A kid I know would like to join the dating scene. This person sees other kids getting together to go to a movie, or hanging out on the weekends, or always having a partner at school events. How does this happen? How does a person go about getting asked out?
If this is your situation – either because you’re a new to this stuff or new in town or because you want to join a different crowd – here are some tips to get things going in the right direction.
- Let others get to know you better. Join a school group, get involved in a community project, work with others in some sort of mission or task. Friends do things together. To have someone to do things with, start by doing things with other people and making friends with them.
- Seek out group activities instead of one-to-one dates. Doing things with a lot of people lets a lot of people get to know you – and lets you get to know them. The idea of dating one person is old-fashioned. Hanging out with a more fluid set of characters is less stressful and gives relationships a chance to develop.
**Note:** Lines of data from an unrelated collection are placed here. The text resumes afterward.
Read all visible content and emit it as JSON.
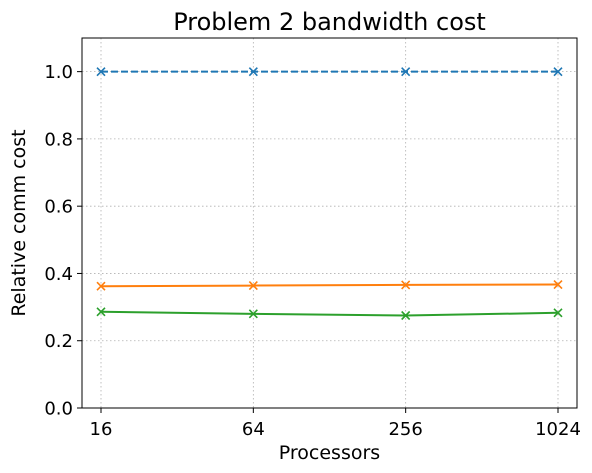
{
  "chart_data": {
    "type": "line",
    "title": "Problem 2 bandwidth cost",
    "xlabel": "Processors",
    "ylabel": "Relative comm cost",
    "categories": [
      "16",
      "64",
      "256",
      "1024"
    ],
    "yticks": [
      "0.0",
      "0.2",
      "0.4",
      "0.6",
      "0.8",
      "1.0"
    ],
    "ylim": [
      0,
      1.1
    ],
    "grid": true,
    "legend": "none",
    "series": [
      {
        "values": [
          1.0,
          1.0,
          1.0,
          1.0
        ],
        "color": "#1f77b4",
        "line_style": "dashed",
        "marker": "x"
      },
      {
        "values": [
          0.362,
          0.364,
          0.366,
          0.367
        ],
        "color": "#ff7f0e",
        "line_style": "solid",
        "marker": "x"
      },
      {
        "values": [
          0.286,
          0.28,
          0.275,
          0.283
        ],
        "color": "#2ca02c",
        "line_style": "solid",
        "marker": "x"
      }
    ]
  }
}
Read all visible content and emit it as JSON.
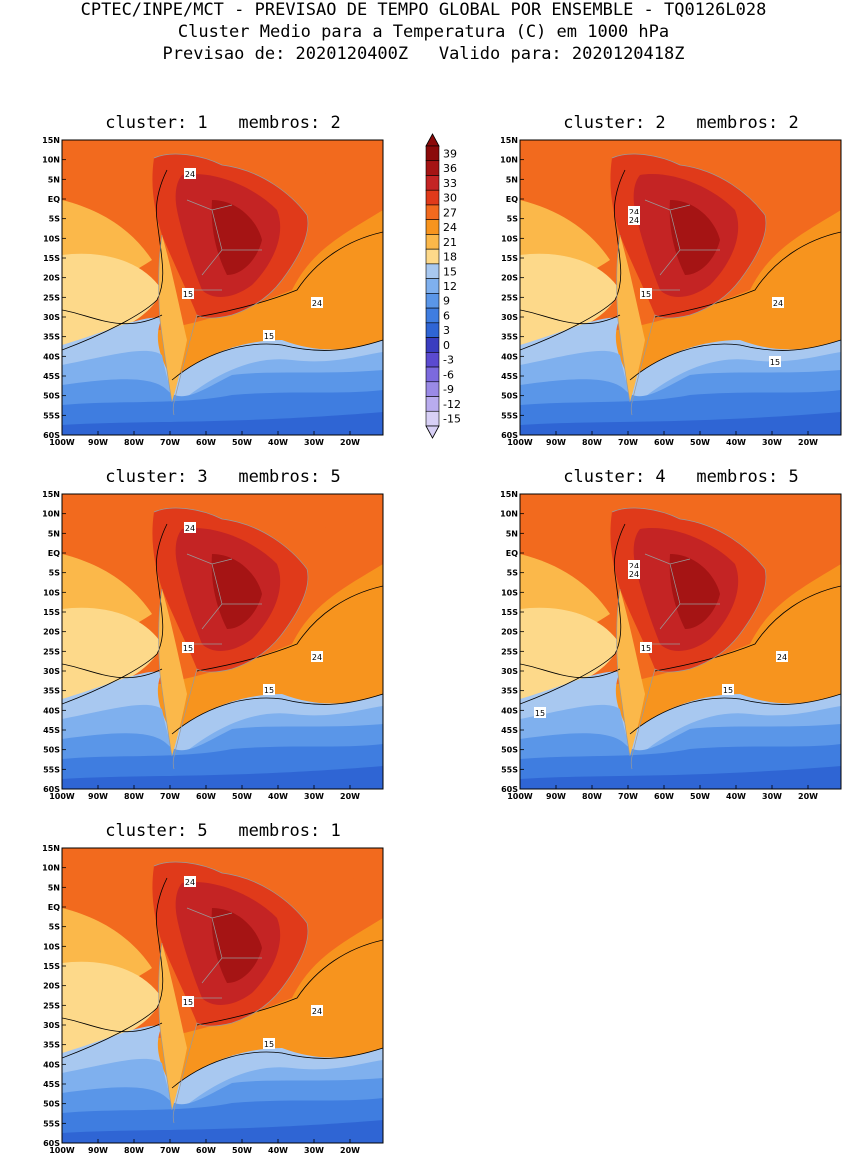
{
  "header": {
    "line1": "CPTEC/INPE/MCT - PREVISAO DE TEMPO GLOBAL POR ENSEMBLE - TQ0126L028",
    "line2": "Cluster Medio para a Temperatura (C) em 1000 hPa",
    "line3": "Previsao de: 2020120400Z   Valido para: 2020120418Z"
  },
  "axes": {
    "lat_labels": [
      "15N",
      "10N",
      "5N",
      "EQ",
      "5S",
      "10S",
      "15S",
      "20S",
      "25S",
      "30S",
      "35S",
      "40S",
      "45S",
      "50S",
      "55S",
      "60S"
    ],
    "lon_labels": [
      "100W",
      "90W",
      "80W",
      "70W",
      "60W",
      "50W",
      "40W",
      "30W",
      "20W"
    ]
  },
  "colorbar": {
    "labels": [
      "39",
      "36",
      "33",
      "30",
      "27",
      "24",
      "21",
      "18",
      "15",
      "12",
      "9",
      "6",
      "3",
      "0",
      "-3",
      "-6",
      "-9",
      "-12",
      "-15"
    ],
    "colors": [
      "#8b0a0a",
      "#a51414",
      "#c42424",
      "#e03a1a",
      "#f26a1e",
      "#f7941e",
      "#fbb84a",
      "#fdd98a",
      "#a8c8f0",
      "#7fb0ee",
      "#5a96e8",
      "#3f7de0",
      "#2f65d4",
      "#3a3dc0",
      "#5b4ad0",
      "#7c6ade",
      "#9a8ae6",
      "#b9acee",
      "#d8d0f6"
    ]
  },
  "clusters": [
    {
      "title": "cluster: 1   membros: 2",
      "labels": [
        "24",
        "15",
        "24",
        "15"
      ]
    },
    {
      "title": "cluster: 2   membros: 2",
      "labels": [
        "24",
        "24",
        "15",
        "24",
        "15"
      ]
    },
    {
      "title": "cluster: 3   membros: 5",
      "labels": [
        "24",
        "15",
        "24",
        "15"
      ]
    },
    {
      "title": "cluster: 4   membros: 5",
      "labels": [
        "24",
        "24",
        "15",
        "24",
        "15",
        "15"
      ]
    },
    {
      "title": "cluster: 5   membros: 1",
      "labels": [
        "24",
        "15",
        "24",
        "15"
      ]
    }
  ]
}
- Ask someone out yourself. This is so obvious we often overlook it. Instead of wishing someone else would invite you to go with them somewhere, be the one doing the inviting. The key here is to start with something so casual that accepting it won’t imply any sort of commitment; start with going to the gym together or going to a movie and work up to going to the prom.
- Invite yourself. Sit at lunch with kids you’d like to get to know better. Ask a group you know is going to see a movie if you can go along. Again, start small and casual so it’s easy for others to say “yes.” While you might not feel comfortable or welcome crashing someone’s birthday party, you could indeed happen to show up someplace public where you know they’re going to be.
- Go slow. It’s a huge turn-off if you seem needy or pushy. Don’t be a stalker. Concentrate on doing things that interest you with people who share your interests. It will be easy to talk to these people and you’ll have fun. Don’t try to make things into something significant but let friendships develop naturally.
Yeah, okay, but what if you need a date now? What if there’s a party or dance or other event you really want to go to but you don’t want to go by yourself? How can you get someone to go with you?
First, don’t just wait around for someone to ask you. Do the asking yourself. If you want to go but need a partner, find one.
Second, see this situation as a one-time thing. Instead of trying to invite your ideal date, invite someone whose company you enjoy, who is likely to have a good time at the event, and who won’t read too much into your invitation. Your best friend’s sister or brother. Your own cousin. Someone you know from your old school. Go and have a good time. Inviting someone no one else knows protects you from feeling scrutinized for your choice of partner.
Third, if all else fails, go solo. Just go. And then mingle, talk with people, and have a good time. Don’t just stand by the food and watch everyone else, hoping someone talks to you. Pretend you’re having a marvelous time and you’ll convince yourself that you really are – and you’ll convince others that you’re a marvelous person.
Keep in mind that building friendships and going places with other people is something you’ll do your entire adult life. There’s nothing really mysterious about this and there’s no timetable. It’s something that will improve with practice.
Your objective is to become a well-rounded, interesting, and engaged person, not someone’s possession. Be your own person and others will notice.